Info-dumping

Something like a family tree I'd be wild enough to say just draw it out as a family tree and show it in the book. Blorin son of Blord, son of Blargle son of ..... yeah it might be informative but there are better ways to show it where the info actually sinks in rather than just washes over the reader in a haze.
Actually I really like this idea. Wouldn't quite work for my intergalactic war setting, but it sounds like a great idea. Especially if there needs to be a reveal about family lines, and discovering the family tree is how something is shown.

I've been edging towards something like this with progressive maps, where they're inserted at certain moments after key battles to show how the war is shaping up.
 
This is an excellent point:

think into-dumps in sci-fi are fine, as long as they’ve been earned. Early on, when we are meeting the characters, and first getting a feel for your writing, you haven’t earned them yet. We don’t need to understand the differences between you species and humans yet, either. If we do, in some particular way for some particular scene, well perfect: there is your opportunity to call attention to that specific difference. It raises intrigue and doesn’t break the flow. The rest really can wait until you have everyone hooked.
::However there is a place where it could backfire.

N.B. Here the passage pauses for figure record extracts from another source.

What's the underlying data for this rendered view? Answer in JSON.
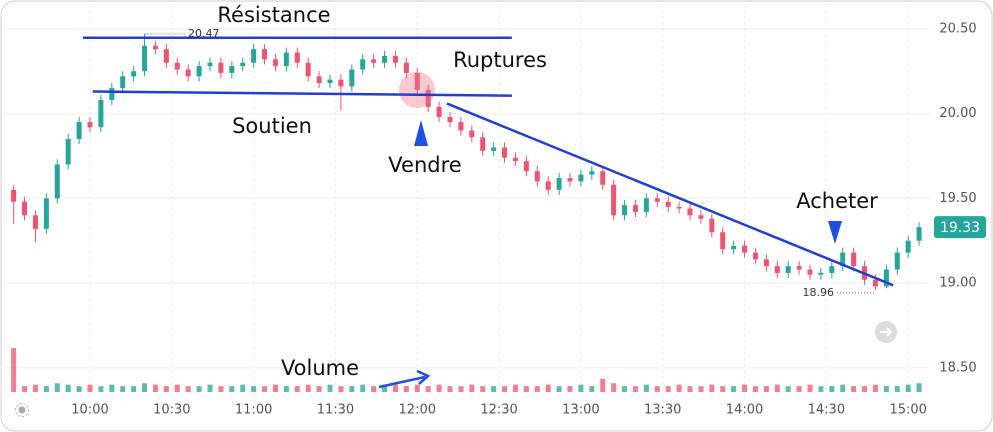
{
  "chart_data": {
    "type": "candlestick",
    "annotations": [
      "Résistance",
      "Ruptures",
      "Soutien",
      "Vendre",
      "Acheter",
      "Volume"
    ],
    "high_label": 20.47,
    "low_label": 18.96,
    "last_price": 19.33,
    "up_color": "#26a69a",
    "down_color": "#ef5370",
    "line_color": "#1f3fd6",
    "grid": true,
    "xlim": [
      567,
      908
    ],
    "xticks": [
      {
        "value": 600,
        "label": "10:00"
      },
      {
        "value": 630,
        "label": "10:30"
      },
      {
        "value": 660,
        "label": "11:00"
      },
      {
        "value": 690,
        "label": "11:30"
      },
      {
        "value": 720,
        "label": "12:00"
      },
      {
        "value": 750,
        "label": "12:30"
      },
      {
        "value": 780,
        "label": "13:00"
      },
      {
        "value": 810,
        "label": "13:30"
      },
      {
        "value": 840,
        "label": "14:00"
      },
      {
        "value": 870,
        "label": "14:30"
      },
      {
        "value": 900,
        "label": "15:00"
      }
    ],
    "ylim": [
      18.34,
      20.67
    ],
    "yticks": [
      {
        "value": 18.5,
        "label": "18.50"
      },
      {
        "value": 19,
        "label": "19.00"
      },
      {
        "value": 19.5,
        "label": "19.50"
      },
      {
        "value": 20,
        "label": "20.00"
      },
      {
        "value": 20.5,
        "label": "20.50"
      }
    ],
    "volume_lim": [
      0,
      30
    ],
    "lines": [
      {
        "x": [
          597.4,
          754.7
        ],
        "y": [
          20.447,
          20.447
        ]
      },
      {
        "x": [
          601,
          754.7
        ],
        "y": [
          20.13,
          20.106
        ]
      },
      {
        "x": [
          730.9,
          894.5
        ],
        "y": [
          20.059,
          18.987
        ]
      }
    ],
    "x": [
      572,
      576,
      580,
      584,
      588,
      592,
      596,
      600,
      604,
      608,
      612,
      616,
      620,
      624,
      628,
      632,
      636,
      640,
      644,
      648,
      652,
      656,
      660,
      664,
      668,
      672,
      676,
      680,
      684,
      688,
      692,
      696,
      700,
      704,
      708,
      712,
      716,
      720,
      724,
      728,
      732,
      736,
      740,
      744,
      748,
      752,
      756,
      760,
      764,
      768,
      772,
      776,
      780,
      784,
      788,
      792,
      796,
      800,
      804,
      808,
      812,
      816,
      820,
      824,
      828,
      832,
      836,
      840,
      844,
      848,
      852,
      856,
      860,
      864,
      868,
      872,
      876,
      880,
      884,
      888,
      892,
      896,
      900,
      904
    ],
    "open": [
      19.55,
      19.48,
      19.4,
      19.32,
      19.5,
      19.7,
      19.85,
      19.95,
      19.92,
      20.08,
      20.15,
      20.22,
      20.25,
      20.4,
      20.38,
      20.3,
      20.26,
      20.22,
      20.28,
      20.3,
      20.24,
      20.28,
      20.3,
      20.38,
      20.32,
      20.28,
      20.36,
      20.3,
      20.22,
      20.18,
      20.2,
      20.16,
      20.26,
      20.32,
      20.3,
      20.34,
      20.3,
      20.24,
      20.14,
      20.04,
      19.98,
      19.95,
      19.9,
      19.86,
      19.78,
      19.8,
      19.74,
      19.72,
      19.66,
      19.6,
      19.55,
      19.62,
      19.6,
      19.64,
      19.66,
      19.58,
      19.4,
      19.46,
      19.42,
      19.5,
      19.48,
      19.45,
      19.44,
      19.4,
      19.38,
      19.3,
      19.2,
      19.22,
      19.18,
      19.14,
      19.1,
      19.06,
      19.1,
      19.08,
      19.05,
      19.06,
      19.1,
      19.18,
      19.1,
      19.02,
      18.98,
      19.08,
      19.18,
      19.25
    ],
    "high": [
      19.58,
      19.51,
      19.43,
      19.53,
      19.73,
      19.88,
      19.98,
      19.98,
      20.11,
      20.18,
      20.25,
      20.28,
      20.47,
      20.43,
      20.41,
      20.33,
      20.29,
      20.31,
      20.33,
      20.33,
      20.31,
      20.33,
      20.41,
      20.41,
      20.35,
      20.39,
      20.39,
      20.33,
      20.25,
      20.23,
      20.23,
      20.29,
      20.35,
      20.35,
      20.37,
      20.37,
      20.33,
      20.27,
      20.17,
      20.07,
      20.01,
      19.98,
      19.93,
      19.89,
      19.83,
      19.83,
      19.77,
      19.75,
      19.69,
      19.63,
      19.65,
      19.65,
      19.67,
      19.69,
      19.69,
      19.61,
      19.49,
      19.49,
      19.53,
      19.53,
      19.51,
      19.48,
      19.47,
      19.43,
      19.41,
      19.33,
      19.25,
      19.25,
      19.21,
      19.17,
      19.13,
      19.13,
      19.13,
      19.11,
      19.09,
      19.13,
      19.21,
      19.21,
      19.13,
      19.05,
      19.11,
      19.21,
      19.28,
      19.36
    ],
    "low": [
      19.35,
      19.37,
      19.24,
      19.29,
      19.47,
      19.67,
      19.82,
      19.89,
      19.89,
      20.05,
      20.12,
      20.19,
      20.22,
      20.35,
      20.27,
      20.23,
      20.19,
      20.19,
      20.25,
      20.21,
      20.21,
      20.25,
      20.27,
      20.29,
      20.25,
      20.25,
      20.27,
      20.19,
      20.15,
      20.15,
      20.02,
      20.13,
      20.23,
      20.27,
      20.27,
      20.27,
      20.21,
      20.11,
      20.01,
      19.95,
      19.92,
      19.87,
      19.83,
      19.75,
      19.75,
      19.71,
      19.69,
      19.63,
      19.57,
      19.52,
      19.52,
      19.57,
      19.57,
      19.61,
      19.55,
      19.37,
      19.37,
      19.39,
      19.39,
      19.45,
      19.42,
      19.41,
      19.37,
      19.35,
      19.27,
      19.17,
      19.17,
      19.15,
      19.11,
      19.07,
      19.03,
      19.03,
      19.05,
      19.02,
      19.02,
      19.03,
      19.07,
      19.07,
      18.99,
      18.96,
      18.97,
      19.05,
      19.15,
      19.22
    ],
    "close": [
      19.48,
      19.4,
      19.32,
      19.5,
      19.7,
      19.85,
      19.95,
      19.92,
      20.08,
      20.15,
      20.22,
      20.25,
      20.4,
      20.38,
      20.3,
      20.26,
      20.22,
      20.28,
      20.3,
      20.24,
      20.28,
      20.3,
      20.38,
      20.32,
      20.28,
      20.36,
      20.3,
      20.22,
      20.18,
      20.2,
      20.16,
      20.26,
      20.32,
      20.3,
      20.34,
      20.3,
      20.24,
      20.14,
      20.04,
      19.98,
      19.95,
      19.9,
      19.86,
      19.78,
      19.8,
      19.74,
      19.72,
      19.66,
      19.6,
      19.55,
      19.62,
      19.6,
      19.64,
      19.66,
      19.58,
      19.4,
      19.46,
      19.42,
      19.5,
      19.48,
      19.45,
      19.44,
      19.4,
      19.38,
      19.3,
      19.2,
      19.22,
      19.18,
      19.14,
      19.1,
      19.06,
      19.1,
      19.08,
      19.05,
      19.06,
      19.1,
      19.18,
      19.1,
      19.02,
      18.98,
      19.08,
      19.18,
      19.25,
      19.33
    ],
    "volume": [
      30,
      4,
      5,
      4,
      6,
      5,
      4,
      5,
      4,
      5,
      4,
      4,
      6,
      5,
      4,
      5,
      4,
      4,
      5,
      4,
      4,
      5,
      4,
      4,
      5,
      4,
      4,
      5,
      4,
      5,
      4,
      4,
      5,
      4,
      4,
      5,
      4,
      5,
      4,
      5,
      4,
      4,
      5,
      4,
      4,
      4,
      5,
      4,
      4,
      5,
      4,
      4,
      5,
      4,
      9,
      6,
      4,
      4,
      5,
      4,
      4,
      5,
      4,
      4,
      5,
      4,
      4,
      5,
      4,
      4,
      5,
      4,
      4,
      5,
      4,
      4,
      5,
      4,
      4,
      5,
      4,
      4,
      5,
      6
    ]
  }
}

In an instance where the character does or uses something that requires a skill or a tool that has not shown up until he needs it and it saves his life; can create a disruptive moment for the reader and pull him out of the story trying to figure out when we found out about that.

For quick and ridiculous examples. Lets say midway through the book with no previous mention.

It's a good thing Derk wore his prescription lenses that day or he'd be minus one eye. And those Deja Fu martial arts lessons came in really handy up till that point when his back hit the ground and the size 11 boots on the 300lb assailant landed on his chest and his Kevlar vest wasn't really helping there; however that extra armored brace he'd put on was. It's a good thing the ground was soft and he could shift his position just enough to escape and it was Deja Fu all over again.


On the other hand you might get a pass on this one, if you started your book with those lines.
 
Info dumps are easily seen with ebook readers that show just a few paragraphs or less, and can be skimmed right over, that way you can still read the story without getting bogged down.
 
Thanks for all the input. I’m busy at work so on a hiatus at the moment, but I’ve given this some thought and actually, in this case, I think it would fit very well as a prologue as @Cathbad first suggested. I’ll pick it up in the rewrite.
 
From my experience describing other races, focus on defining features that make them different (claws, tail, ears, face shape/makeup, size, etc). Pick a couple and mention them, then move on. The reader can fill in the rest with their imagination. Of course, it's probably good to ground the reader in the race first (so a more detailed description), but I'd only do that once. Otherwise, it gets repetitive fast and adds little to nothing to the story.

As far as info dumps - spread them out. Don't do it all at once. Info dumps should typically be in context of the story, so in someone is using magic and the reader learns about magic from what they do, a person runs into a race and learns about them from the interaction, a person runs into an ancient artifact or someone who has one and is told about it and it's backstory. Things like that. You want to avoid passively uumping information if you can.
 
I’ve struggled with this myself, frequently. Because I apparently like torturing myself most of my MCs are non-human and oh how fun it is to try to get their appearance across sometimes. The less human they are the more of a challenge it is. However I have found a few ways to work around it.

The first is simple. If you have a non human character whose anatomy allows them to do something a human can’t do them have them do it and describe how they’re doing it. This isn’t easy in the first person unless you have a narrator who thinks about doing the things that comes naturally or makes snide remarks to themselves about how they can do things others can’t.

The second way works if you’re writing from the perspective of a character wha’s encountering the non-human character. Basically describe the things that make that character stand out from the others of its species like you would with a human. For example I have a character who is a giant semi-humanoid space spider and an old warrior so I’ll say how two of her four legs are mechanical or three of her eight eyes are bionic. This both gives the reader an idea of what this species looks like and informs them about the unique physical traits of the character.